To inquire into and report on:


    (i)whether the rules of private international law stated in and derived from British. South African Co v Compahia de Mozambique (1893)AC 602 should be wholly or partially abolished; and

    (ii) any related matter.


1.6 Thereafter the Commission engaged Mr Davis to prepare a draft report. This was completed by early 1987. The Commission wishes to place on record its debt to Mr Davis, whose extensive work on the subject forms the major part of this Report.

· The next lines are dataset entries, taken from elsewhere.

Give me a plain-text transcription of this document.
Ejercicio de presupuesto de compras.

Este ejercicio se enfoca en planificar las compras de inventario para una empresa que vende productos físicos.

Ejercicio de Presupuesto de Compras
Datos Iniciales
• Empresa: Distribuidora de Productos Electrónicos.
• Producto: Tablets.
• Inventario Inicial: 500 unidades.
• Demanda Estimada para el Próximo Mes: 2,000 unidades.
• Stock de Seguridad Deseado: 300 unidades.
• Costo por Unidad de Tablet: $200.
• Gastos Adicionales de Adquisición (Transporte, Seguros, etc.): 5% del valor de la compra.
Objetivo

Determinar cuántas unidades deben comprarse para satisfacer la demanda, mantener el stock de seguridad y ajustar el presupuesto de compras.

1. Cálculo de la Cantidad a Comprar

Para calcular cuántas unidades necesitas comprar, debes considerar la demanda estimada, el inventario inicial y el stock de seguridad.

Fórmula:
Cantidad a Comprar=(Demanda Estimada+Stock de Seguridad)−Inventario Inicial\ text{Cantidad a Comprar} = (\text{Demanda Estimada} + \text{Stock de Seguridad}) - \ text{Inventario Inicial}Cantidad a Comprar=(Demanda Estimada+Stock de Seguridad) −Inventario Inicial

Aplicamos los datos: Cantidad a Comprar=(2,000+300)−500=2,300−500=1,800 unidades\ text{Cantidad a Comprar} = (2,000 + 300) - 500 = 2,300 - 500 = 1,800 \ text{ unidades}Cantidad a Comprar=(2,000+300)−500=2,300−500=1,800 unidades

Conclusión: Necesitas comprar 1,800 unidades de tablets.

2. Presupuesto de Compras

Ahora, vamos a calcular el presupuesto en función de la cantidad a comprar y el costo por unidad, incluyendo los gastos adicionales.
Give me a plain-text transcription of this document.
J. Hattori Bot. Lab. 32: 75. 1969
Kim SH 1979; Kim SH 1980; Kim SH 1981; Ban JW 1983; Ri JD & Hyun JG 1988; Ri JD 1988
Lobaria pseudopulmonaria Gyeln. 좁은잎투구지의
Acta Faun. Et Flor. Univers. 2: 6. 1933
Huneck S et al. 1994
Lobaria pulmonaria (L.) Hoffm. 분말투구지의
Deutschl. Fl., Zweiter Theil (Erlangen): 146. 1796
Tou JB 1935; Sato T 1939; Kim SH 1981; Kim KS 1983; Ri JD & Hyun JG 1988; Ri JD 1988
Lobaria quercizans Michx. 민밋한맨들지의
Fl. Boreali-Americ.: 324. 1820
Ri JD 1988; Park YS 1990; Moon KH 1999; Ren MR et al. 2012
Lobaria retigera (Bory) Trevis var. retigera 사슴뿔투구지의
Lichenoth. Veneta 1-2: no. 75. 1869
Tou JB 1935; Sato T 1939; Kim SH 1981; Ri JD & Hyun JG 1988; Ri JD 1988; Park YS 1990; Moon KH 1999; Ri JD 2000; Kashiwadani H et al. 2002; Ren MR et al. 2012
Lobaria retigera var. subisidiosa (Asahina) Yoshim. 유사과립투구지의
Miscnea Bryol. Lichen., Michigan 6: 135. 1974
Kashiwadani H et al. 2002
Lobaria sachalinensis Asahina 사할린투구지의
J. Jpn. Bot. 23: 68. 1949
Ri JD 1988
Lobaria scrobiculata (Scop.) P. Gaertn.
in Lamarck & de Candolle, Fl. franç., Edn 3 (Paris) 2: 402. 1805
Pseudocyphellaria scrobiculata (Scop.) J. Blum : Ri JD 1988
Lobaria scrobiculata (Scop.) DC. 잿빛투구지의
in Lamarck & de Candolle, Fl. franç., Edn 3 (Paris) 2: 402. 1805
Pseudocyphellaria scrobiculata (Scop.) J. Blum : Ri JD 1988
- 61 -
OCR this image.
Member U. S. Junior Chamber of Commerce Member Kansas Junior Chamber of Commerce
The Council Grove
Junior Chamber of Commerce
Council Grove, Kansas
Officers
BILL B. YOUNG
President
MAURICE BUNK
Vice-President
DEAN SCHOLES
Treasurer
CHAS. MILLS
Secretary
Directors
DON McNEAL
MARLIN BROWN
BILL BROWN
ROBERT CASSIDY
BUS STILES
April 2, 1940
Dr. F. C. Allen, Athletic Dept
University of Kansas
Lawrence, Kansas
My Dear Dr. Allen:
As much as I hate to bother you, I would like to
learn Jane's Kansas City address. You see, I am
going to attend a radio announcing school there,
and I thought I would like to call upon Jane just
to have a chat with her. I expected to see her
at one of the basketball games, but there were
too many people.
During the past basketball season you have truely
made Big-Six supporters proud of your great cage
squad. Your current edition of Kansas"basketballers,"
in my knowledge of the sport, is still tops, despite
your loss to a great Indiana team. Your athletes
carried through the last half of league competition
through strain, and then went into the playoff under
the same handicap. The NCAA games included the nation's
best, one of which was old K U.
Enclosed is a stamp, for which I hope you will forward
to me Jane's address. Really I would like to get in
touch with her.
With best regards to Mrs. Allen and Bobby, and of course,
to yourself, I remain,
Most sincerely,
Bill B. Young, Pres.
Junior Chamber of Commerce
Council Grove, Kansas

1.7 The draft report by Mr Davis was considered by the Commission in 1987, and the report was kept in substantially its present form (apart from Introductory Matters and the legislation in Appendix A). For the purpose of the reference a Division was constituted, consisting of the Chairman, Helen Gamble, Justice Rogers of the NSW Supreme Court, Professor Colin Phegan and Mr JLR Davis.

1.8 With the exception of this paragraph the, report in its present form was substantially completed in June 1988 when it was delivered to the Attorney General as a Memorandum. It is now printed for tabling and publication. The Commission records that its stated expectation that the High Court would endorse the doctrine of forum non conveniens was disappointed when a majority rejected the application of the doctrine in Australian common law.3 This decision has received a less then enthusiastic reception 4 and it is not surprising that the High Court has recently granted special leave to allow the issue to be reconsidered.5 The cross-vesting scheme (discussed below in paras 7.2-7.4) has provisions for transfer which have been interpreted as conferring within Australia the same broad discretions as are part of the forum non conveniens doctrine. 6 Our recommendation ensures that these discretions will be available in any case where jurisdiction is conferred as the result of the proposals made in this Report (see para 8 .2) .

IV. IMPACT OVERSEAS

1.9 As part of a consultation process, the Division sought guidance from the Federal. Attorney General’s Department and the Department of Foreign Affairs as to the ramifications any abrogation or limiting of the rule may have in overseas countries. The Commission would like to thank Ms Alison Pert, and Messrs Owen James and Henry Burinester of the Attorney General’s Department for their help in this respect.

1.10 The Report will, in the succeeding section, describe the existing state of the law both in New South Wales and other parts of the common law world. Consideration will then be given to the reasons which have been advanced for the continued acceptance of the rule, followed by a discussion of the criticisms levelled at the rule and the arguments supporting its abolition. The Report concludes with a proposal for a legislative amendment to abrogate the rule. Chapters 2 and 3 of the report give an outline of the current law in New South Wales and overseas, based on the Mozambique principle. Chapter 4 sets out some of the exceptions to the rule, while Chapters 5 and 6 examine the various arguments for and against its retention. Chapter 7 comments on the implications the new cross vesting legislation has for the reference. Finally Chapter 8 considers the application of the particular reforms proposed. Appendix A contains draft legislation to implement our proposals: we are grateful to Mr D R Murphy QC, Parliamentary Counsel, for his assistance in preparing this legislation.

FOOTNOTES

1. [1893] AC 602.

2. The rule was partially abrogated in the United Kingdom by s30(1) of the Civil Jurisdictions and Judgments Act 1982.

3. See Chapter 2, footnote 11.

4. See M C Pryles, ‘Judicial Darkness on the Oceanic Sun’ (1988) 62 ALJ. 389.

5. Voth v Manildra Flour Mills Pt.v Ltd, 7 August 1989 (special leave granted: see [1989] 14 Leg Rep SL 1.

6. Bankinvest AG v Seabrook (1988) 14 NSWLR 711.